Here is the code to start the 2Captcha on my main script:
captcha_solved = 0
#Solves recpacha via 2Captcha API
while captcha_solved == 0:
captcha_id = captcha.get_captcha_id(browser.current_url)
if captcha_id != 0 or captcha_id != None:
print("Captcha ID is: "+str(captcha_id))
cap_res = captcha.get_captcha_response(captcha_id)
if cap_res == "ERROR_CAPTCHA_UNSOLVABLE" or cap_res == "ERROR_TOKEN_EXPIRED" or cap_res == "ERROR_WRONG_CAPTCHA_ID":
print("Captcha failed... Restarting captcha")
browser.refresh()
sleep(1)
continue
else:
print("Capcha Token: "+cap_res)
captcha.apply_token(browser, cap_res)
solver.report(captcha_id, True)
captcha_solved = captcha_solved + 1
break
Once this while loop is complete, the main script will start. After about 2 dozen captcha or so, I'll receive this error:
Traceback (most recent call last):
File "C:\Users\Anthony\eclipse-workspace\Indiana SOS Biz Search\main.py", line 191, in <module>
cap_res = captcha.get_captcha_response(captcha_id)
File "C:\Users\Anthony\eclipse-workspace\Indiana SOS Biz Search\captcha.py", line 83, in get_captcha_response
solver.report(cap_id, False)
File "C:\Users\Anthony\AppData\Local\Programs\Python\Python39\lib\site-packages\twocaptcha\solver.py", line 496, in report
self.api_client.res(key=self.API_KEY, action=rep, id=id_)
File "C:\Users\Anthony\AppData\Local\Programs\Python\Python39\lib\site-packages\twocaptcha\api.py", line 113, in res
raise ApiException(resp)
twocaptcha.api.ApiException: ERROR_WRONG_CAPTCHA_ID
I've thought I added enough failsafes to be able to regenerate a Captcha Token Here is my captcha.py file code:
from twocaptcha import TwoCaptcha
from random import randint
from time import sleep
from urllib.request import urlopen, Request
import re
from bs4 import BeautifulSoup
from twocaptcha.solver import ValidationException
from twocaptcha.api import NetworkException, ApiException
from selenium.common.exceptions import TimeoutException
#solver = TwoCaptcha('API_KEY')
site_key = "###"
api_key = "###"
config = {
'server': '2captcha.com',
'apiKey': api_key,
'callback': 'https://your.site.com/',
'defaultTimeout': 120,
'recaptchaTimeout': 600,
'pollingInterval': 10,
}
proxy={
'type': 'HTTP',
'uri': '###'
}
user_agent = '###'
solver = TwoCaptcha(**config)
print("2Captcha Balance: $"+str(solver.balance()))

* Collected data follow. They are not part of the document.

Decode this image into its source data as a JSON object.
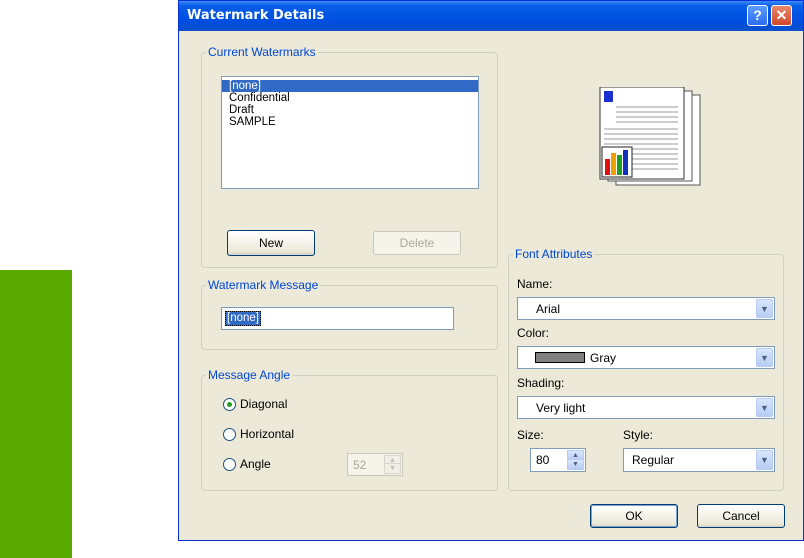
{
  "dialog": {
    "title": "Watermark Details",
    "help_glyph": "?",
    "close_glyph": "✕"
  },
  "current_watermarks": {
    "legend": "Current Watermarks",
    "items": [
      "[none]",
      "Confidential",
      "Draft",
      "SAMPLE"
    ],
    "selected_index": 0,
    "new_button": "New",
    "delete_button": "Delete"
  },
  "watermark_message": {
    "legend": "Watermark Message",
    "value": "[none]"
  },
  "message_angle": {
    "legend": "Message Angle",
    "options": [
      "Diagonal",
      "Horizontal",
      "Angle"
    ],
    "selected": "Diagonal",
    "angle_value": "52"
  },
  "font_attributes": {
    "legend": "Font Attributes",
    "name_label": "Name:",
    "name_value": "Arial",
    "color_label": "Color:",
    "color_value": "Gray",
    "color_swatch": "#808080",
    "shading_label": "Shading:",
    "shading_value": "Very light",
    "size_label": "Size:",
    "size_value": "80",
    "style_label": "Style:",
    "style_value": "Regular"
  },
  "footer": {
    "ok_button": "OK",
    "cancel_button": "Cancel"
  },
  "icons": {
    "dropdown": "chevron-down-icon",
    "preview": "page-preview-icon"
  },
  "colors": {
    "titlebar": "#0054e3",
    "legend_text": "#0046d5",
    "selection": "#316ac5",
    "dialog_bg": "#ece9d8",
    "side_bar": "#5aaa00"
  }
}
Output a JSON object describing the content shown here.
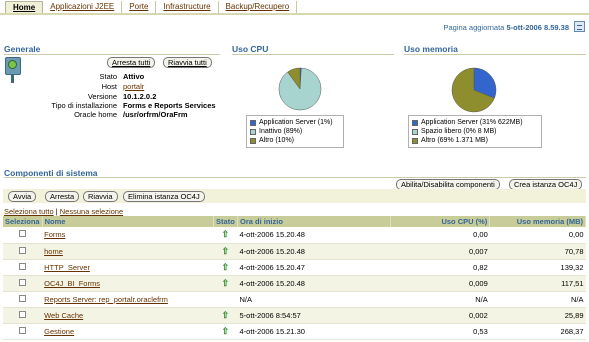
{
  "tabs": [
    {
      "label": "Home",
      "active": true
    },
    {
      "label": "Applicazioni J2EE",
      "active": false
    },
    {
      "label": "Porte",
      "active": false
    },
    {
      "label": "Infrastructure",
      "active": false
    },
    {
      "label": "Backup/Recupero",
      "active": false
    }
  ],
  "page_updated": {
    "label": "Pagina aggiornata",
    "value": "5-ott-2006 8.59.38"
  },
  "general": {
    "title": "Generale",
    "stop_all": "Arresta tutti",
    "restart_all": "Riavvia tutti",
    "fields": [
      {
        "label": "Stato",
        "value": "Attivo"
      },
      {
        "label": "Host",
        "value": "portalr"
      },
      {
        "label": "Versione",
        "value": "10.1.2.0.2"
      },
      {
        "label": "Tipo di installazione",
        "value": "Forms e Reports Services"
      },
      {
        "label": "Oracle home",
        "value": "/usr/orfrm/OraFrm"
      }
    ]
  },
  "cpu": {
    "title": "Uso CPU",
    "legend": [
      {
        "label": "Application Server (1%)",
        "color": "#3366cc",
        "percent": 1
      },
      {
        "label": "Inattivo (89%)",
        "color": "#a8d4d0",
        "percent": 89
      },
      {
        "label": "Altro (10%)",
        "color": "#8e8e2e",
        "percent": 10
      }
    ]
  },
  "memory": {
    "title": "Uso memoria",
    "legend": [
      {
        "label": "Application Server (31% 622MB)",
        "color": "#3366cc",
        "percent": 31
      },
      {
        "label": "Spazio libero (0% 8 MB)",
        "color": "#a8d4d0",
        "percent": 0
      },
      {
        "label": "Altro (69% 1.371 MB)",
        "color": "#8e8e2e",
        "percent": 69
      }
    ]
  },
  "components": {
    "title": "Componenti di sistema",
    "enable_disable": "Abilita/Disabilita componenti",
    "create_instance": "Crea istanza OC4J",
    "actions": {
      "start": "Avvia",
      "stop": "Arresta",
      "restart": "Riavvia",
      "delete": "Elimina istanza OC4J"
    },
    "select_all": "Seleziona tutto",
    "select_none": "Nessuna selezione",
    "columns": [
      "Seleziona",
      "Nome",
      "Stato",
      "Ora di inizio",
      "Uso CPU (%)",
      "Uso memoria (MB)"
    ],
    "rows": [
      {
        "name": "Forms",
        "status": "up",
        "start": "4-ott-2006 15.20.48",
        "cpu": "0,00",
        "mem": "0,00"
      },
      {
        "name": "home",
        "status": "up",
        "start": "4-ott-2006 15.20.48",
        "cpu": "0,007",
        "mem": "70,78"
      },
      {
        "name": "HTTP_Server",
        "status": "up",
        "start": "4-ott-2006 15.20.47",
        "cpu": "0,82",
        "mem": "139,32"
      },
      {
        "name": "OC4J_BI_Forms",
        "status": "up",
        "start": "4-ott-2006 15.20.48",
        "cpu": "0,009",
        "mem": "117,51"
      },
      {
        "name": "Reports Server: rep_portalr.oraclefrm",
        "status": "",
        "start": "N/A",
        "cpu": "N/A",
        "mem": "N/A"
      },
      {
        "name": "Web Cache",
        "status": "up",
        "start": "5-ott-2006 8:54:57",
        "cpu": "0,002",
        "mem": "25,89"
      },
      {
        "name": "Gestione",
        "status": "up",
        "start": "4-ott-2006 15.21.30",
        "cpu": "0,53",
        "mem": "268,37"
      }
    ]
  }
}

def get_captcha_id(captcha_url):
try:
result = solver.recaptcha(sitekey=site_key, url=captcha_url, proxy=proxy)
#print(result)
split_string = str(result).split(":", 1)
substring = split_string[0]
#print(substring)
if (substring == "{'captchaId'"):
strip_beginning = re.sub("{'captchaId': '", "", str(result))

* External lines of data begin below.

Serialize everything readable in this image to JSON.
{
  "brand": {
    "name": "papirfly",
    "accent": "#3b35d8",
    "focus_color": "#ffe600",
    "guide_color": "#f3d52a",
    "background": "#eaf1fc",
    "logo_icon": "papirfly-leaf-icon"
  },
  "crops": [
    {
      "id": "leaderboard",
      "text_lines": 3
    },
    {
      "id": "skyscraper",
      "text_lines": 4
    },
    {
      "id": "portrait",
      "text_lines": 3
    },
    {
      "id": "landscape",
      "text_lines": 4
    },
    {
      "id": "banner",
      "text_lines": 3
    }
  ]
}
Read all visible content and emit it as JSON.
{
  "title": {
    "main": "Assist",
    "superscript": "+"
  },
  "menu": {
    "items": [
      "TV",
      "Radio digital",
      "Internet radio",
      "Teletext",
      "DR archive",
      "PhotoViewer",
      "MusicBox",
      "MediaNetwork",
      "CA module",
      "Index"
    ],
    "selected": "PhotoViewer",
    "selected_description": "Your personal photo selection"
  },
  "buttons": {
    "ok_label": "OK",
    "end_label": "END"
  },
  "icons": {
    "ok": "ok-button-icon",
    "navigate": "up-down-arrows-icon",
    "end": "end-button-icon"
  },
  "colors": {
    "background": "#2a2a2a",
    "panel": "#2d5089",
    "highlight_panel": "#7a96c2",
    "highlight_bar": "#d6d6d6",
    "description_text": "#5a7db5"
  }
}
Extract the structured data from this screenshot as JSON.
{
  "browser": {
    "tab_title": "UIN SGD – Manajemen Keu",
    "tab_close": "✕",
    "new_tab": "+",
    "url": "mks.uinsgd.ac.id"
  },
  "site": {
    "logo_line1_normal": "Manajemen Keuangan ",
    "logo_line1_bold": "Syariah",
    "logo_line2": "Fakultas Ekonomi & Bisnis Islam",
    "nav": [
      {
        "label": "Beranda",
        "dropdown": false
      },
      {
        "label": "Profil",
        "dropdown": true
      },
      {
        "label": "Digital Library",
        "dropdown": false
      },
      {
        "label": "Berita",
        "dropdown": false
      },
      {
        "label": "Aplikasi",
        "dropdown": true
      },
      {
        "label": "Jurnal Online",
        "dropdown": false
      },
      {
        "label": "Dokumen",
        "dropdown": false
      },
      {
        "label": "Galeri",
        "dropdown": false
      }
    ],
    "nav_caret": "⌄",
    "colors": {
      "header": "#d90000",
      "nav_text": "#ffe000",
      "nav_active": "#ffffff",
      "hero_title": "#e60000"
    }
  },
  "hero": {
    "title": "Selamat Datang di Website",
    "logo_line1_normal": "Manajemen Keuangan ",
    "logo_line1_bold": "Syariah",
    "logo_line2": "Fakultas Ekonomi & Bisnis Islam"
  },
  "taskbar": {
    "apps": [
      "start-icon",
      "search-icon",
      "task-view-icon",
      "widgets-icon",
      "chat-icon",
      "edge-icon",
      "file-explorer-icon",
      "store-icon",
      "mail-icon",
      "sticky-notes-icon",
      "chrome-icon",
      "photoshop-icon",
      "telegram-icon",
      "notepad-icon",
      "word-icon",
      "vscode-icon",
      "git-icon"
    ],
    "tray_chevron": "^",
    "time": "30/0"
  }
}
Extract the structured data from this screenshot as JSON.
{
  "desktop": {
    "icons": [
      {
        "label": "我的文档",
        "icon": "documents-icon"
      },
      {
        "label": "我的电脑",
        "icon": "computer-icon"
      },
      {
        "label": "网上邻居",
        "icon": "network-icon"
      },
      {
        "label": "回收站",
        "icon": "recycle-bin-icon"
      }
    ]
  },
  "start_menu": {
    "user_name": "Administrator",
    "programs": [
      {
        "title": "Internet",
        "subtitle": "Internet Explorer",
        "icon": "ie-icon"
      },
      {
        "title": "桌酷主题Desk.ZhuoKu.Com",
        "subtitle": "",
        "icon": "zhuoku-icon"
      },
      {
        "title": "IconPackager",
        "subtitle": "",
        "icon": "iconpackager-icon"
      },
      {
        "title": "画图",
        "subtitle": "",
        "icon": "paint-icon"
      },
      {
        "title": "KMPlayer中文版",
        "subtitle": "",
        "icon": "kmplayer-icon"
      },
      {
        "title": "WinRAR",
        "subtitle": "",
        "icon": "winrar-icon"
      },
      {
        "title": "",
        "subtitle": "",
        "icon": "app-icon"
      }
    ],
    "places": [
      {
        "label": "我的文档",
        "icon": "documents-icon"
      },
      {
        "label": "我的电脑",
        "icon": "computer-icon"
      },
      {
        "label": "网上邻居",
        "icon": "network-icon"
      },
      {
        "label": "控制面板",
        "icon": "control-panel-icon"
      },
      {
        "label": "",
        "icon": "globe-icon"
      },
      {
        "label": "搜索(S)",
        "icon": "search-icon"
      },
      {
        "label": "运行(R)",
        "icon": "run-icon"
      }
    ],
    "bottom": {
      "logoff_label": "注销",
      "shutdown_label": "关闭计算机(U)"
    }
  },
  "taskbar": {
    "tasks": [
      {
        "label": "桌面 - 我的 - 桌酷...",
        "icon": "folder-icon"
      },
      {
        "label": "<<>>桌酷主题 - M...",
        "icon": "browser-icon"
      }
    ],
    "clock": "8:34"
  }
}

captcha_id = re.sub("'}", "", strip_beginning)
return captcha_id
else:
print("could not find captcha ID")
return 0
except ValidationException as e:
# invalid parameters passed
print(e)
return e
except NetworkException as e:
# network error occurred
print(e)
return e
except ApiException as e:
# api respond with error
print(e)
return e
except TimeoutException as e:
# captcha is not solved so far
print(e)
return e
def get_captcha_response(cap_id):
capcha_ready = 0
response_url = "https://2captcha.com/res.php?key="+api_key+"&action=get&id="+cap_id
while capcha_ready == 0:
PageRequest = Request(response_url,data=None,headers={'User-Agent': user_agent})

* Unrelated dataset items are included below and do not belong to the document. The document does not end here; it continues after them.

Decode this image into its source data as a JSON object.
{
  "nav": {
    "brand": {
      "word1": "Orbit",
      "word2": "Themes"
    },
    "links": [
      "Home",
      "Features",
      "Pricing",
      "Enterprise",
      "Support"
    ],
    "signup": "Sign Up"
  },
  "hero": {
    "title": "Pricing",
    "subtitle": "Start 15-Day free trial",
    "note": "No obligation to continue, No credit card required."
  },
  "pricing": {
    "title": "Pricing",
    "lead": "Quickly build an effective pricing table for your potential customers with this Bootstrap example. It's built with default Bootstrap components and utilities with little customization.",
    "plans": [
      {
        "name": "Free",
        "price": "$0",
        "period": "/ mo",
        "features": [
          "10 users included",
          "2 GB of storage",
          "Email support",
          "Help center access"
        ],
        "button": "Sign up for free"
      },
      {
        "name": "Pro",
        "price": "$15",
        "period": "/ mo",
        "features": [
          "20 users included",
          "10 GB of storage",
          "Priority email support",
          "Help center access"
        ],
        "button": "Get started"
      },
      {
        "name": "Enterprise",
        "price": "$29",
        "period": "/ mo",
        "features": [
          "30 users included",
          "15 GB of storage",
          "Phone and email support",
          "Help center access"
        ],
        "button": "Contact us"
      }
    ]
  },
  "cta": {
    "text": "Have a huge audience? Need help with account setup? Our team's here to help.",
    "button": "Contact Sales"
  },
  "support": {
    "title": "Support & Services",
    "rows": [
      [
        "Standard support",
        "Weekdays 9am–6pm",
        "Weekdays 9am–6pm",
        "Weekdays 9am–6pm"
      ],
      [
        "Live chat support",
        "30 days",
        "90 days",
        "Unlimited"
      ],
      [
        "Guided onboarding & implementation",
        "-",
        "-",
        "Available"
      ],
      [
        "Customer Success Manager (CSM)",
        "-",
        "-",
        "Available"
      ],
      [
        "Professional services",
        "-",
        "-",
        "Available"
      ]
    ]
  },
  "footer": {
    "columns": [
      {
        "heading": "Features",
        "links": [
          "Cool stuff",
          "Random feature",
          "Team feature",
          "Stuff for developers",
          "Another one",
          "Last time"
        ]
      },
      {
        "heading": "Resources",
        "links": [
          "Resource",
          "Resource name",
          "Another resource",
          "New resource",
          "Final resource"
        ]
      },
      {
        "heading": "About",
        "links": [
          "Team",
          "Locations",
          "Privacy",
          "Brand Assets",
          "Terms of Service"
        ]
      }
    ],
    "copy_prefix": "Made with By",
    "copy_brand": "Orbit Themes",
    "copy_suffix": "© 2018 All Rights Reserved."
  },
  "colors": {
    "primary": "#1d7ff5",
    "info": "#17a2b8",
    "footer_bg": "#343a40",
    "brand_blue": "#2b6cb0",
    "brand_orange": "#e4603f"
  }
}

PageResponse = urlopen(PageRequest)
PageHtml = PageResponse.read()
PageSoup = BeautifulSoup(PageHtml, 'html.parser')
SoupText = str(PageSoup)
if SoupText == "ERROR_CAPTCHA_UNSOLVABLE" or SoupText == "ERROR_WRONG_CAPTCHA_ID" or SoupText == "ERROR_TOKEN_EXPIRED":
solver.report(cap_id, False)
return SoupText
elif str(PageSoup) == "CAPCHA_NOT_READY":
print("Waiting for capcha response...")
rand = randint(12,18)
print("sleeping for "+str(rand)+" seconds")
sleep(rand)
else:
split_string = str(PageSoup).split("|", 1)
if len(split_string) > 0:
substring = split_string[1]
return substring
capcha_ready = capcha_ready + 1
#print(PageSoup)
return PageSoup
def apply_token(browser, token):
print("Applying token to browser...")
browser.execute_script('document.getElementById("g-recaptcha-response").innerHTML = "{}";'.format(token))
print("Token applied")
Thanks for your help for this, I really appreciate it!